I see a great need, especially in the embedded world, for a unified platform. It's already a large effort to get up to speed on a new hardware platform, so why add to the pain by essentially forcing engineers to also learn your entire development environment as well? I get the need for a few product-specific tools to help with pin selection/muxing and peripheral initialization, but having an IDE for every chip manufacturer is completely unnecessary. I also believe that a standard way to manage projects would be desirable, seeing as most IDEs seem to try to do the same thing (in different ways).
I, for one, wish that all programs would provide some sort of an API or hotkey configuration for their UI functionality. Programs like Excel just beg for a vi-like modal interface (if you haven't, you should check out the sc terminal program). I know there is a third-party program that does just that, but a native ability to adjust the UI would be far better. The more consistent I can keep my UI the more productive I am going to be.

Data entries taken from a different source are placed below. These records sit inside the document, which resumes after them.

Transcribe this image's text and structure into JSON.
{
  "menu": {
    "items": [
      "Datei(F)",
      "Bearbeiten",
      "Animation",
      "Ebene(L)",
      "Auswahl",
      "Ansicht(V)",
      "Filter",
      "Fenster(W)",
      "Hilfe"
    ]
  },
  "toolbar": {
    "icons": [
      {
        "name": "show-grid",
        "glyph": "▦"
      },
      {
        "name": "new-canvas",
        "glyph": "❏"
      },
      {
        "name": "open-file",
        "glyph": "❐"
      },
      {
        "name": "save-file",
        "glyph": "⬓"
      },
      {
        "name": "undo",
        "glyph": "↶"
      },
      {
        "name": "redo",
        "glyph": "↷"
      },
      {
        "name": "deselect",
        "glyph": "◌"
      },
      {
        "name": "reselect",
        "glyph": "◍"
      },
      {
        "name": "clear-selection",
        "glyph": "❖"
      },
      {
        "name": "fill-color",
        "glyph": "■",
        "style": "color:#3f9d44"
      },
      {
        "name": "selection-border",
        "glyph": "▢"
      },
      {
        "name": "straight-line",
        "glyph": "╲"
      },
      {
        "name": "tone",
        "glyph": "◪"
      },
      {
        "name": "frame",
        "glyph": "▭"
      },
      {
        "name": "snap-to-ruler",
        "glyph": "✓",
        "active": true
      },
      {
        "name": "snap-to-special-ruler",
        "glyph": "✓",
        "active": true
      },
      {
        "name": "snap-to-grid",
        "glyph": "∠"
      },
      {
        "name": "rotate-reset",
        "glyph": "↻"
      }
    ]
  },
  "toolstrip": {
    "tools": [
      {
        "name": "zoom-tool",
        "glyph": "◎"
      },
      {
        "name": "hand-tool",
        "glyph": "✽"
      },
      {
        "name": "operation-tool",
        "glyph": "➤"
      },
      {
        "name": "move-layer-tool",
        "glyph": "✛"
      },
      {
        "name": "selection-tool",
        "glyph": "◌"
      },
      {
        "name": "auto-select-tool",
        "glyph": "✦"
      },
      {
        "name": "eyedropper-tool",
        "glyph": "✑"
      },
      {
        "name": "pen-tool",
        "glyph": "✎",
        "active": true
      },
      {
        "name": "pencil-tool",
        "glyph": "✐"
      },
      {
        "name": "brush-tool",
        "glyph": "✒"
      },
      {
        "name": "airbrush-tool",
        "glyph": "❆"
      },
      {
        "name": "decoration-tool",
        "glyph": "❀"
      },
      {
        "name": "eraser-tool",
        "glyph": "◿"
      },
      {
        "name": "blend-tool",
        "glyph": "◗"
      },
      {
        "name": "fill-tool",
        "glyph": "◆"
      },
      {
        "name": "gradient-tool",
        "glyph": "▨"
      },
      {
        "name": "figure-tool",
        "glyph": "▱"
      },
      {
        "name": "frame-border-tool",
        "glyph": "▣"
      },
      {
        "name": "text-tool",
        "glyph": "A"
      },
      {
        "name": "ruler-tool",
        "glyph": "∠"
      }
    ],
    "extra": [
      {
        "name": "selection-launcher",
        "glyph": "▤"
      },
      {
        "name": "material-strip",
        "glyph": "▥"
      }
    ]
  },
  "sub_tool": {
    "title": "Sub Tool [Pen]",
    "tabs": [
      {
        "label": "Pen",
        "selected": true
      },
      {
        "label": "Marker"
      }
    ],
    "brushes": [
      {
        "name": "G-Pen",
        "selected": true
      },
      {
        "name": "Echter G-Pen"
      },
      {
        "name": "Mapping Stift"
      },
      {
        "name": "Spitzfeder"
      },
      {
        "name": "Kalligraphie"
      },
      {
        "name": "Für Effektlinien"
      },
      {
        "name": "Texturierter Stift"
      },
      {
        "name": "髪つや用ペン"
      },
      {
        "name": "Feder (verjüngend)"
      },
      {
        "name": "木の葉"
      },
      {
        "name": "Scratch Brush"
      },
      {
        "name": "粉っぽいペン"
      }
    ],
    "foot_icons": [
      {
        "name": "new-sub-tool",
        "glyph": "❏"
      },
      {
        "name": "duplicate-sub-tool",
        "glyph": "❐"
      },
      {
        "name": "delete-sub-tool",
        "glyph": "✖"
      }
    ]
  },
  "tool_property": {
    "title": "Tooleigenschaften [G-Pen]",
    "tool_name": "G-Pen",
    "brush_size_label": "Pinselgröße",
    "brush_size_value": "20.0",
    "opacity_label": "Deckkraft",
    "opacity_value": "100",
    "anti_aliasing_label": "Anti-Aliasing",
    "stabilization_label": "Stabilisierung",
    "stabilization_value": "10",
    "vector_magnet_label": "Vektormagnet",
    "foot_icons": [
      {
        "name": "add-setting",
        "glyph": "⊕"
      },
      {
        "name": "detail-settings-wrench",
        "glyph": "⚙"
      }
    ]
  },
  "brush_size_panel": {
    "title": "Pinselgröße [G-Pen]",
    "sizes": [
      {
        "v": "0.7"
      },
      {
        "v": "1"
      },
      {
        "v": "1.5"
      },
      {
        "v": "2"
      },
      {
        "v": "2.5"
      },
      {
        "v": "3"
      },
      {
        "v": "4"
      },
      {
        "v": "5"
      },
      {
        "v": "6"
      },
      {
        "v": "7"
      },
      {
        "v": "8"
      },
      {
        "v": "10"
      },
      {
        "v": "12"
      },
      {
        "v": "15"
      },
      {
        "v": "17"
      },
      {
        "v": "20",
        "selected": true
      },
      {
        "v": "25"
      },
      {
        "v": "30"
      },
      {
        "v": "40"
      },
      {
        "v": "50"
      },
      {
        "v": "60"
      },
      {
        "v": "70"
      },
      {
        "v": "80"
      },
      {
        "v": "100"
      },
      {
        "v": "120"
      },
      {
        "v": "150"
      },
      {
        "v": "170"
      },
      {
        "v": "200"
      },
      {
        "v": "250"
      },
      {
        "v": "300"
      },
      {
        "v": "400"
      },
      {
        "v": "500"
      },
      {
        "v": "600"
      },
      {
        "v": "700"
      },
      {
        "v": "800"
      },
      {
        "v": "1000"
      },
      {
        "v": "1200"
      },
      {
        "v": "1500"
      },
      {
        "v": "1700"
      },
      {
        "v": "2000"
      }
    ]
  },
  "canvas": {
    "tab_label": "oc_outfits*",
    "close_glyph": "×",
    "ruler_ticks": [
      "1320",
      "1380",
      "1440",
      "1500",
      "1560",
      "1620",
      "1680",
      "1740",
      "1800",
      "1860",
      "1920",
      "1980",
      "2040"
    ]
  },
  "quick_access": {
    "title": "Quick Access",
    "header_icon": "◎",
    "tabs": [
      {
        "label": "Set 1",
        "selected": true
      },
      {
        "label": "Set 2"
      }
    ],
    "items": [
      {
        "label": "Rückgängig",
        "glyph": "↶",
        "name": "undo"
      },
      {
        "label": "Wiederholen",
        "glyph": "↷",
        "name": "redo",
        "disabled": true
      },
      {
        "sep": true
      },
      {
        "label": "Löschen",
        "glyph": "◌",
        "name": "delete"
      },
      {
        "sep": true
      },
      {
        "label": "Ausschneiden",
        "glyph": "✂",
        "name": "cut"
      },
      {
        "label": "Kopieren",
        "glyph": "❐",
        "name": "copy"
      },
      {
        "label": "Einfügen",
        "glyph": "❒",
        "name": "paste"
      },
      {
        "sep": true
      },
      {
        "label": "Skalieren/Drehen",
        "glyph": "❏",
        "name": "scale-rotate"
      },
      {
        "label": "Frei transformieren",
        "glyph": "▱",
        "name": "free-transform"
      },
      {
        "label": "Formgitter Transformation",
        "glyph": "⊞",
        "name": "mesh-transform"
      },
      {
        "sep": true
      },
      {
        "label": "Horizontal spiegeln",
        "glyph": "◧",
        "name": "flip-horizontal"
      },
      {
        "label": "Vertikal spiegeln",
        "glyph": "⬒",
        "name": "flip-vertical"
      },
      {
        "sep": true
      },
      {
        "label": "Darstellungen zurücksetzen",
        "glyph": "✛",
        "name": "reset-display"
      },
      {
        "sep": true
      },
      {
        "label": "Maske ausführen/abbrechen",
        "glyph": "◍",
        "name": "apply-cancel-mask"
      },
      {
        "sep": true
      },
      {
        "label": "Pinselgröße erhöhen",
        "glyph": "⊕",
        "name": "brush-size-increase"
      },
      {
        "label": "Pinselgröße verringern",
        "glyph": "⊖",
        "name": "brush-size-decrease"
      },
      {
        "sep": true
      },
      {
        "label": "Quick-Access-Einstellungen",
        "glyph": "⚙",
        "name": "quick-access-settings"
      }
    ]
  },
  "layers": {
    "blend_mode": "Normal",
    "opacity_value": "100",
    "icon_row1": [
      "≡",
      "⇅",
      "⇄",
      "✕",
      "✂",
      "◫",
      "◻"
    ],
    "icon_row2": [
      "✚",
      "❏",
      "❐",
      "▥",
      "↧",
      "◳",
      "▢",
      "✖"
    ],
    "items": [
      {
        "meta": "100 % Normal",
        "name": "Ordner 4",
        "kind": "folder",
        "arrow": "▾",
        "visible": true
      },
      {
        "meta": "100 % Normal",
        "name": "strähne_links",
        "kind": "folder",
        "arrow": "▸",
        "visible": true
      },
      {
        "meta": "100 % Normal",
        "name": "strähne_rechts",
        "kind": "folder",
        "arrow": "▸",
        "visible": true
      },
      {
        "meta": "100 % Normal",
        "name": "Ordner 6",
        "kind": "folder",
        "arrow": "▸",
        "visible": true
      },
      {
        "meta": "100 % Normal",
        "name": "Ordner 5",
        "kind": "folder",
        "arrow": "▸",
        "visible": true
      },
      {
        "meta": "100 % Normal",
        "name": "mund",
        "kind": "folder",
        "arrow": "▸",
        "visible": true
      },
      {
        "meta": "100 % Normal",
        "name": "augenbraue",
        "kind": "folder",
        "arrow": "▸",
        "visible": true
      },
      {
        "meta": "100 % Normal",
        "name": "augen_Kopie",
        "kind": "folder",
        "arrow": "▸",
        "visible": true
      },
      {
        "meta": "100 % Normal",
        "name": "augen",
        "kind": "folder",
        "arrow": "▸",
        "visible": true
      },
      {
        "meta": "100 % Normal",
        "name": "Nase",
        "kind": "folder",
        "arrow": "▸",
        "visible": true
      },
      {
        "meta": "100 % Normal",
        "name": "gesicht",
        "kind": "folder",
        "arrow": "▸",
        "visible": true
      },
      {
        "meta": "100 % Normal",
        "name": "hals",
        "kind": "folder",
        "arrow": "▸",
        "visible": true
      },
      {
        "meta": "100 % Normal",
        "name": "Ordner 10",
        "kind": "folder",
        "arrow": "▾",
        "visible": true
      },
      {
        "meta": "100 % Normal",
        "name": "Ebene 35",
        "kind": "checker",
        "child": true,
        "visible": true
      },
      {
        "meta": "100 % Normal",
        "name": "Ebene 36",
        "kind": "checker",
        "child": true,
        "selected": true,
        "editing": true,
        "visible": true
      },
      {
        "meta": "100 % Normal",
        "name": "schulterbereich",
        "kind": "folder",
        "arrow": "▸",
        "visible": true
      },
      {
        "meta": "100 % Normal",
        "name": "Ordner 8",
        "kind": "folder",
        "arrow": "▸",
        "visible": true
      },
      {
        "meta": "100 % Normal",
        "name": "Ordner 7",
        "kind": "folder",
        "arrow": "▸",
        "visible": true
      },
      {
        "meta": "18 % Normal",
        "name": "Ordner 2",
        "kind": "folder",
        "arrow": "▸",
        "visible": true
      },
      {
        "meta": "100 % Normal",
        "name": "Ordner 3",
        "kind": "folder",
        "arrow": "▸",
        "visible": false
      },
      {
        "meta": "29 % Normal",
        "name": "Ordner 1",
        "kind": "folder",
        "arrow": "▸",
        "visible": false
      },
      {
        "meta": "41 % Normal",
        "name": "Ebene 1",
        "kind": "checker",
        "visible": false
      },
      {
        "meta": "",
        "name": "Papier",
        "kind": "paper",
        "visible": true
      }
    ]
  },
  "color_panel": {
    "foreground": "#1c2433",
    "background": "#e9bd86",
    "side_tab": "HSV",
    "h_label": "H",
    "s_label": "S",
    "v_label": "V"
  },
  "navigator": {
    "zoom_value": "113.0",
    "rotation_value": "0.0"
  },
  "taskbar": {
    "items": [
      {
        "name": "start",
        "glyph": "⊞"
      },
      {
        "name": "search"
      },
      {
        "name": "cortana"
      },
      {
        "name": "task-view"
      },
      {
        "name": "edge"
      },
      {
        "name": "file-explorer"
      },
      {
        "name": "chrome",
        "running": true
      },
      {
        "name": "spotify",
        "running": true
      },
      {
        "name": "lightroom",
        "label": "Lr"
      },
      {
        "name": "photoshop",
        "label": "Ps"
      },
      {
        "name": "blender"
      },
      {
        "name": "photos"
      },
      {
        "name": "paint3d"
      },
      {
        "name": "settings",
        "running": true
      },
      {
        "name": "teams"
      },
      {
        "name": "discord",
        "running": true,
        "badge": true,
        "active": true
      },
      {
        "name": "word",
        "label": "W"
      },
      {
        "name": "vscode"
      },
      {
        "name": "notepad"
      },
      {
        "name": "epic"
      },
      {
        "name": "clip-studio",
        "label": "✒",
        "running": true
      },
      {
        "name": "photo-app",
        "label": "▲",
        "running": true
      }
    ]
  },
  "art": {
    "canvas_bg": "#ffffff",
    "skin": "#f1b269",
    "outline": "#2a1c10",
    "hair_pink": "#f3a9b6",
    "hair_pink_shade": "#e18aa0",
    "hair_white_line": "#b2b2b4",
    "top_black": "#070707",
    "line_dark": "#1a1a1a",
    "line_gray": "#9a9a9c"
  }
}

My current efforts to achieve UI consistency are as follows: Right now I am running vim under tmux under cygwin on Windows 7 as my “IDE”. I use the bug.n tiling window manager with arrows remapped the vi way to make switching between programs effortless, and for browsing I run chrome with the vimium extension. The standard desktop + GUI environment doesn't even come close to this. I hardly touch my mouse. My thoughts aren't interrupted by having to alt-tab through open programs or rearrange my windows manually. Virtual desktops are far superior to the taskbar, especially when you have a tiling window manager. I can have up to 9 virtual desktops on each monitor, so I keep applications related to a single task on their own desktop. I can't imagine working without a tiling WM, or at the very least some type of virtual desktop.